Validating a yaml document in python

Question

One of the benefits of XML is being able to validate a document against an XSD. YAML doesn't have this feature, so how can I validate that the YAML document I open is in the format expected by my application?

See also: stackoverflow.com/questions/45812387/…
– dreftymac
Commented Sep 15, 2017 at 6:02 — dreftymac, Commented Sep 15, 2017 at 6:02

Jack Kelly · Accepted Answer · 2014-03-06 17:14:02Z

66

Given that JSON and YAML are pretty similar beasts, you could make use of JSON-Schema to validate a sizable subset of YAML. Here's a code snippet (you'll need PyYAML and jsonschema installed):

from jsonschema import validate
import yaml

schema = """
type: object
properties:
  testing:
    type: array
    items:
      enum:
        - this
        - is
        - a
        - test
"""

good_instance = """
testing: ['this', 'is', 'a', 'test']
"""

validate(yaml.load(good_instance), yaml.load(schema)) # passes

# Now let's try a bad instance...

bad_instance = """
testing: ['this', 'is', 'a', 'bad', 'test']
"""

validate(yaml.load(bad_instance), yaml.load(schema))

# Fails with:
# ValidationError: 'bad' is not one of ['this', 'is', 'a', 'test']
#
# Failed validating 'enum' in schema['properties']['testing']['items']:
#     {'enum': ['this', 'is', 'a', 'test']}
#
# On instance['testing'][3]:
#     'bad'

One problem with this is that if your schema spans multiple files and you use "$ref" to reference the other files then those other files will need to be JSON, I think. But there are probably ways around that. In my own project, I'm playing with specifying the schema using JSON files whilst the instances are YAML.

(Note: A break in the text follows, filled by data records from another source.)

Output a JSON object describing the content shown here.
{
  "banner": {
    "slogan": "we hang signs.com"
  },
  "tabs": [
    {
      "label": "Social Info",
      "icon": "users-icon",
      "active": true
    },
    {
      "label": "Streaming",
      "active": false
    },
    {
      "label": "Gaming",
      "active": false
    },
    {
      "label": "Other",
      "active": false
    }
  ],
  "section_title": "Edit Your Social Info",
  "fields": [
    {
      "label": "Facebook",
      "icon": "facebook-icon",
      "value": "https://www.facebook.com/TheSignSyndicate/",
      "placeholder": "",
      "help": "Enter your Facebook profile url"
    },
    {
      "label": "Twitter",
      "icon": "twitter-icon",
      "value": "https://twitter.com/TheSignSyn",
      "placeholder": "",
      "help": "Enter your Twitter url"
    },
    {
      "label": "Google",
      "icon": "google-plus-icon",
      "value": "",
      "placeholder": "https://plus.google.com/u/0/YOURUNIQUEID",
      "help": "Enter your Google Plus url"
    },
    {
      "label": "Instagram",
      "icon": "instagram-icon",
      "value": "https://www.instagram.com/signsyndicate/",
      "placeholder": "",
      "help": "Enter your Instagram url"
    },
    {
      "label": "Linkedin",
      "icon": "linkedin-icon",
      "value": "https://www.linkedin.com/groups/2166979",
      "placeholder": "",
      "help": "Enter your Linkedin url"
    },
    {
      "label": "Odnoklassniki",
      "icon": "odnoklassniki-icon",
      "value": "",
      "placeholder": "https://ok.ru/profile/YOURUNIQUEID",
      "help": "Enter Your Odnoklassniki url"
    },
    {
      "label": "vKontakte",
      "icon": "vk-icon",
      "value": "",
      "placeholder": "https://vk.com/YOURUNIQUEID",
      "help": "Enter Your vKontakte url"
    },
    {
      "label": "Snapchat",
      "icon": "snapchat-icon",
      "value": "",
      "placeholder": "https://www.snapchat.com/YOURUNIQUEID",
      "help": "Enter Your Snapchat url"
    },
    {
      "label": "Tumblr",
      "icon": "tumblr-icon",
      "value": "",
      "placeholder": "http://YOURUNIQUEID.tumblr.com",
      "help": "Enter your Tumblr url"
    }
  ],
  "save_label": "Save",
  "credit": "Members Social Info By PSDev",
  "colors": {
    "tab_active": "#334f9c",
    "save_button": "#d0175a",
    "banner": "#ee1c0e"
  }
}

answered Mar 6, 2014 at 17:14

Jack Kelly

2,5342 gold badges24 silver badges35 bronze badges

2

plus one (because SE doesn't like "+1"): jsonschema is storage-format-agnostic so it will work with input and schemas of any type as long as they deserialize to a Python object.
– Jason S
Commented Jan 5, 2015 at 18:02
9

...but I suggest you use safe_load rather than load.
– Jason S
Commented Jan 5, 2015 at 18:03
5

I built a website to track tooling support for to using JSON Schema with YAML. Currently, there is editor support in Visual Studio Code (via extension) and a command-line validation tool.
– vossad01
Commented Jun 30, 2017 at 1:53
What's the point of using a schema anyway? I mean if the yaml has to be the exact text, it's kind of useless.
– Thomas
Commented Dec 1, 2020 at 17:04
1

@Thomas an example: a user enters an integer to a config yaml file where instead a float is expected, then the application may start to behave unexpectedly. Just an example.
– bonobo
Commented Oct 28, 2022 at 9:19

| Show 2 more comments

Stabledog · Accepted Answer · 2020-12-03 13:38:36Z

I find Cerberus to be very reliable with great documentation and straightforward to use.

Here is a basic implementation example:

my_yaml.yaml:

name: 'my_name'
date: 2017-10-01
metrics:
    percentage:
    value: 87
    trend: stable

Defining the validation schema in schema.py:

{
    'name': {
        'required': True,
        'type': 'string'
    },
    'date': {
        'required': True,
        'type': 'date'
    },
    'metrics': {
        'required': True,
        'type': 'dict',
        'schema': {
            'percentage': {
                'required': True,
                'type': 'dict',
                'schema': {
                    'value': {
                        'required': True,
                        'type': 'number',
                        'min': 0,
                        'max': 100
                    },
                    'trend': {
                        'type': 'string',
                        'nullable': True,
                        'regex': '^(?i)(down|equal|up)$'
                    }
                }
            }
        }
    }
}

Using the PyYaml to load a yaml document:

import yaml
def load_doc():
    with open('./my_yaml.yaml', 'r') as stream:
        try:
            return yaml.load(stream)
        except yaml.YAMLError as exception:
            raise exception

## Now, validating the yaml file is straightforward:
from cerberus import Validator
schema = eval(open('./schema.py', 'r').read())
    v = Validator(schema)
    doc = load_doc()
    print(v.validate(doc, schema))
    print(v.errors)

Keep in mind that Cerberus is an agnostic data validation tool, which means that it can support formats other than YAML, such as JSON, XML and so on.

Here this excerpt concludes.